Anglican traditionalists believe such relationships violate Scripture and have demanded that the U.S. church adhere to that teaching or face discipline.

Supporters of ordaining homosexuals believe biblical teachings on justice and inclusion should take precedence. They have accused theological conservatives of demanding a conformity of belief among Anglicans that never before existed.

In the final document, the leaders said they were confused by resolutions on homosexual issues passed by the 2006 Episcopal General Convention — the church’s top policy-making body. The primates had asked the denomination for a moratorium on electing homosexual bishops and on developing official prayer services for same-sex couples.

The General Convention has also repeatedly rejected resolutions over the years that would have allowed for a churchwide liturgy for blessing same-sex couples. However, a few dioceses have formed committees to develop local prayer services, while other dioceses have allowed individual priests to conduct the blessing ceremonies privately.

Archbishop of Canterbury Rowan Williams, the church’s spiritual leader, does not have the direct authority to force a solution on the two camps. He said the requests contained in the document released yesterday “will certainly fall very short of resolving all the disputes, but will provide a way of moving forward with dignity.”

The final statement expressed deep concern over feuding within the Episcopal Church. Some of the 38 Anglican provinces around the world have broken ties with the U.S. denomination.

Nigerian Archbishop Peter J. Akinola recently set up a network for conservative U.S. parishes as a rival to the Episcopal Church.
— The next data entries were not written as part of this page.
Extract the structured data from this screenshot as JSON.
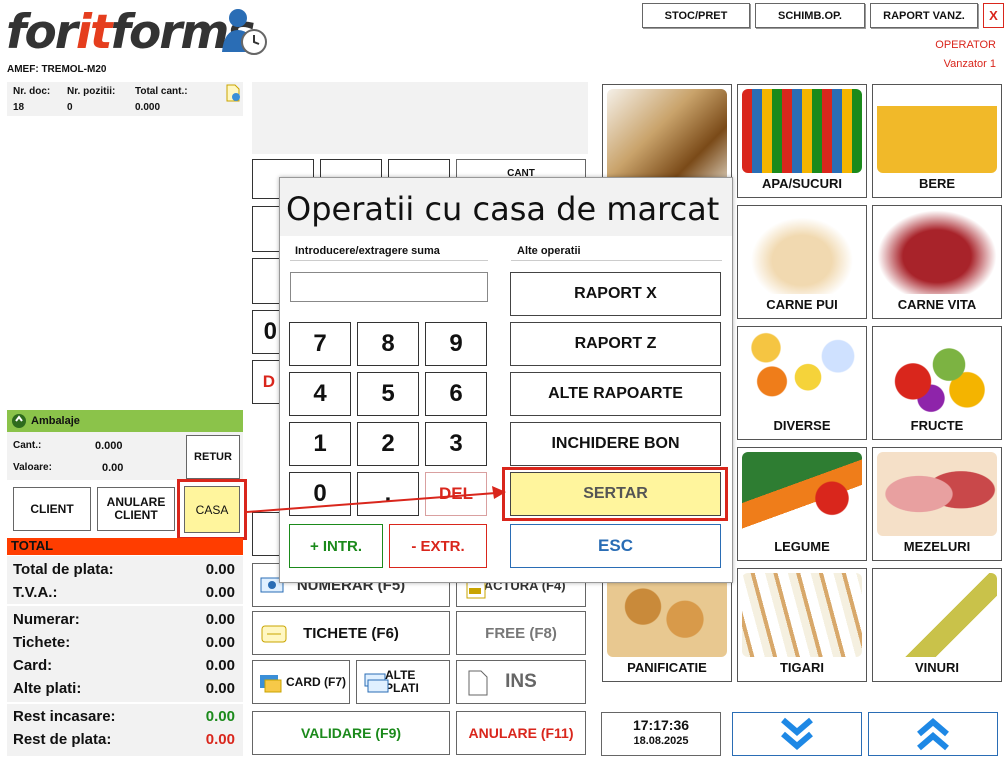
{
  "header": {
    "logo_pre": "for",
    "logo_mid": "it",
    "logo_post": "forms",
    "device": "AMEF: TREMOL-M20",
    "buttons": [
      "STOC/PRET",
      "SCHIMB.OP.",
      "RAPORT VANZ."
    ],
    "close": "X",
    "operator_label": "OPERATOR",
    "operator_name": "Vanzator 1"
  },
  "doc": {
    "col1": "Nr. doc:",
    "col2": "Nr. pozitii:",
    "col3": "Total cant.:",
    "val1": "18",
    "val2": "0",
    "val3": "0.000"
  },
  "ambalaje": {
    "title": "Ambalaje",
    "cant_label": "Cant.:",
    "cant": "0.000",
    "val_label": "Valoare:",
    "val": "0.00",
    "retur": "RETUR"
  },
  "actions": {
    "client": "CLIENT",
    "anulare": "ANULARE CLIENT",
    "casa": "CASA"
  },
  "totals": {
    "header": "TOTAL",
    "rows": [
      {
        "label": "Total de plata:",
        "value": "0.00"
      },
      {
        "label": "T.V.A.:",
        "value": "0.00"
      },
      {
        "label": "Numerar:",
        "value": "0.00"
      },
      {
        "label": "Tichete:",
        "value": "0.00"
      },
      {
        "label": "Card:",
        "value": "0.00"
      },
      {
        "label": "Alte plati:",
        "value": "0.00"
      },
      {
        "label": "Rest incasare:",
        "value": "0.00"
      },
      {
        "label": "Rest de plata:",
        "value": "0.00"
      }
    ]
  },
  "pos": {
    "cant": "CANT",
    "numerar": "NUMERAR (F5)",
    "factura": "FACTURA (F4)",
    "tichete": "TICHETE (F6)",
    "free": "FREE (F8)",
    "card": "CARD (F7)",
    "alte": "ALTE PLATI",
    "ins": "INS",
    "validare": "VALIDARE (F9)",
    "anulare": "ANULARE (F11)",
    "partial_zero": "0",
    "partial_d": "D"
  },
  "dialog": {
    "title": "Operatii cu casa de marcat",
    "left_header": "Introducere/extragere suma",
    "right_header": "Alte operatii",
    "keys": [
      "7",
      "8",
      "9",
      "4",
      "5",
      "6",
      "1",
      "2",
      "3",
      "0",
      ".",
      "DEL"
    ],
    "intr": "+ INTR.",
    "extr": "- EXTR.",
    "ops": [
      "RAPORT X",
      "RAPORT Z",
      "ALTE RAPOARTE",
      "INCHIDERE BON",
      "SERTAR"
    ],
    "esc": "ESC"
  },
  "categories": [
    "APA/SUCURI",
    "BERE",
    "CARNE PUI",
    "CARNE VITA",
    "DIVERSE",
    "FRUCTE",
    "LEGUME",
    "MEZELURI",
    "PANIFICATIE",
    "TIGARI",
    "VINURI"
  ],
  "clock": {
    "time": "17:17:36",
    "date": "18.08.2025"
  },
  "colors": {
    "accent_red": "#d9261c",
    "total_bar": "#ff3d00",
    "amb_bar": "#8bc34a",
    "sertar_bg": "#fff59d"
  }
}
Lawsuits have been filed in the Diocese of Virginia over two prominent churches, Truro Church in Fairfax and the Falls Church, along with several smaller churches, that have joined up with Archbishop Akinola and want to take their property with them.
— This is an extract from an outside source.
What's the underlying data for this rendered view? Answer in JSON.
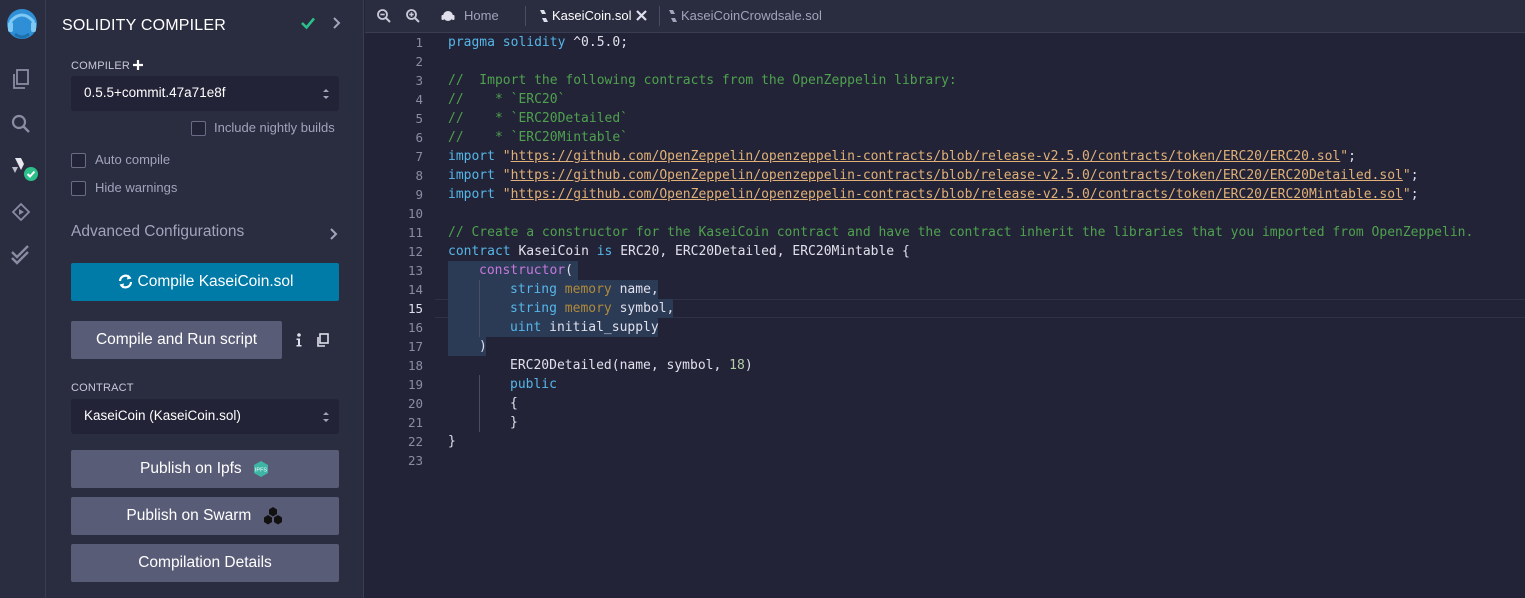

Anglican leaders called on all sides in the conflict to end their lawsuits and recommended the creation of a pastoral council and a special vicar to oversee traditional U.S. dioceses and parishes that feel they cannot accept the leadership of Presiding Bishop Katharine Jefferts Schori.

Canon Kendall Harmon of the Diocese of South Carolina, a leader among Episcopal traditionalists, said last night the document “is not everything I would have wanted,” but he was encouraged that Anglican leaders “made specific calls with specific deadlines.”

However, the advocacy group Integrity, which represents Episcopal homosexuals, accused the leaders of bigotry, and urged Episcopalians to lobby their bishops to reject the demands.

Bishop Jefferts Schori, who supports same-sex relationships, said in a brief statement after she left the meeting that talks among Anglicans must continue.